Procédure devant la Cour après renvoi :

Par le mémoire enregistré le 26 février 2016 et communiqué aux parties après renvoi, et deux mémoires, respectivement enregistrés les 19 septembre et 9 octobre 2017, la commune de Châteauvieux, représentée par la SCP Gerbaud Aoudiani Charmasson Cotte Moineau Rouanet, demande à la Cour :

1°) d'annuler le jugement du 9 octobre 2014 du tribunal administratif de Marseille ;

2°) de mettre à la charge des intimées le versement de la somme de 1 500 euros en application des dispositions de l'article L. 761-1 du code de justice administrative.

Elle soutient, en outre, que :

- l'application de la jurisprudence du Conseil d'Etat doit nécessairement conduire la Cour à écarter le motif d'annulation retenu par le tribunal administratif de Marseille tiré de l'insuffisance des objectifs poursuivis par la délibération prescrivant l'élaboration du PLU ;

- la délibération du 16 mai 2008 est exécutoire, l'affichage et la publication ayant été réalisés.

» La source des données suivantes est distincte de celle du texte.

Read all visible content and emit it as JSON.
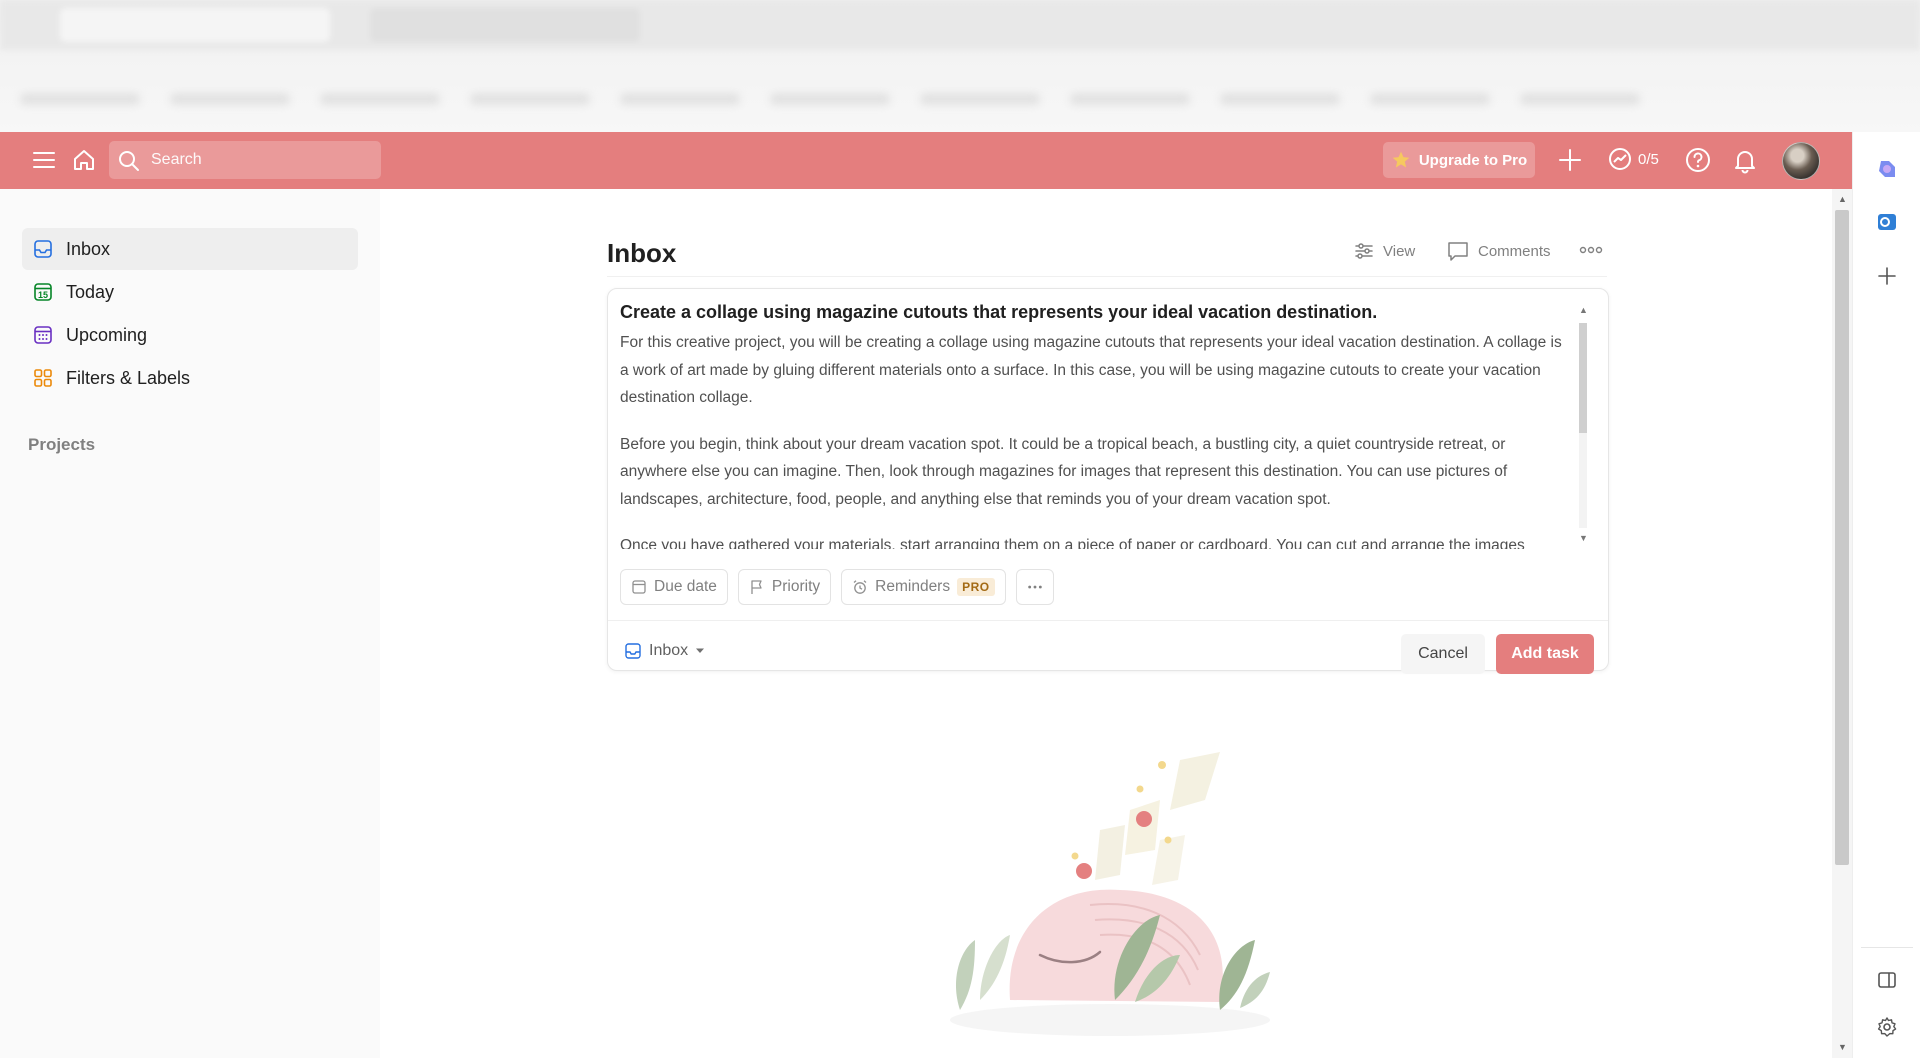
{
  "topbar": {
    "search_placeholder": "Search",
    "upgrade_label": "Upgrade to Pro",
    "karma_progress": "0/5"
  },
  "sidebar": {
    "items": [
      {
        "label": "Inbox",
        "icon": "inbox-icon",
        "active": true
      },
      {
        "label": "Today",
        "icon": "calendar-today-icon",
        "date_number": "15"
      },
      {
        "label": "Upcoming",
        "icon": "calendar-grid-icon"
      },
      {
        "label": "Filters & Labels",
        "icon": "grid-icon"
      }
    ],
    "projects_label": "Projects"
  },
  "main": {
    "title": "Inbox",
    "view_label": "View",
    "comments_label": "Comments"
  },
  "editor": {
    "task_title": "Create a collage using magazine cutouts that represents your ideal vacation destination.",
    "description": [
      "For this creative project, you will be creating a collage using magazine cutouts that represents your ideal vacation destination. A collage is a work of art made by gluing different materials onto a surface. In this case, you will be using magazine cutouts to create your vacation destination collage.",
      "Before you begin, think about your dream vacation spot. It could be a tropical beach, a bustling city, a quiet countryside retreat, or anywhere else you can imagine. Then, look through magazines for images that represent this destination. You can use pictures of landscapes, architecture, food, people, and anything else that reminds you of your dream vacation spot.",
      "Once you have gathered your materials, start arranging them on a piece of paper or cardboard. You can cut and arrange the images"
    ],
    "due_date_label": "Due date",
    "priority_label": "Priority",
    "reminders_label": "Reminders",
    "pro_badge": "PRO",
    "project_label": "Inbox",
    "cancel_label": "Cancel",
    "add_task_label": "Add task"
  },
  "colors": {
    "accent": "#e47e7e",
    "pro_badge_bg": "#f9ecd7",
    "pro_badge_text": "#a36a14"
  }
}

Par un mémoire en défense, enregistré le 27 septembre 2017, Mmes C...etJ..., représentées par la société civile professionnelle Alpavocat, concluent au rejet de la requête et à ce qu'il soit mis à la charge de la commune de Châteauvieux le versement de la somme de 3 000 euros en application de l'article L. 761-1 du code de justice administrative.

Elles ajoutent que :

- la cassation opérée ne portant que sur un problème de forme, la Cour confirmera le bien-fondé du jugement du tribunal administratif de Marseille ;

- le moyen tiré du caractère non exécutoire de cette délibération, qui fonde l'annulation de la délibération en litige, reste fondé.

Le mémoire, enregistré le 25 octobre 2017, présenté pour Mmes C...etJ..., n'a pas été communiqué en application de l'article R. 611-1 du code de justice administrative.

Vu les autres pièces du dossier.

Vu :

- le code général des collectivités territoriales ;

- le code de l'urbanisme ;

- le code de justice administrative.

Les parties ont été régulièrement averties du jour de l'audience.

Ont été entendus au cours de l'audience publique :

- le rapport de Mme Busidan,

- les conclusions de M. Roux, rapporteur public,

- et les observations de Me D..., représentant la commune de Châteauvieux et de Me K... représentant Mmes C...etJ....

Une note en délibéré présentée pour Mmes C...et J...a été enregistrée le 30 janvier 2018.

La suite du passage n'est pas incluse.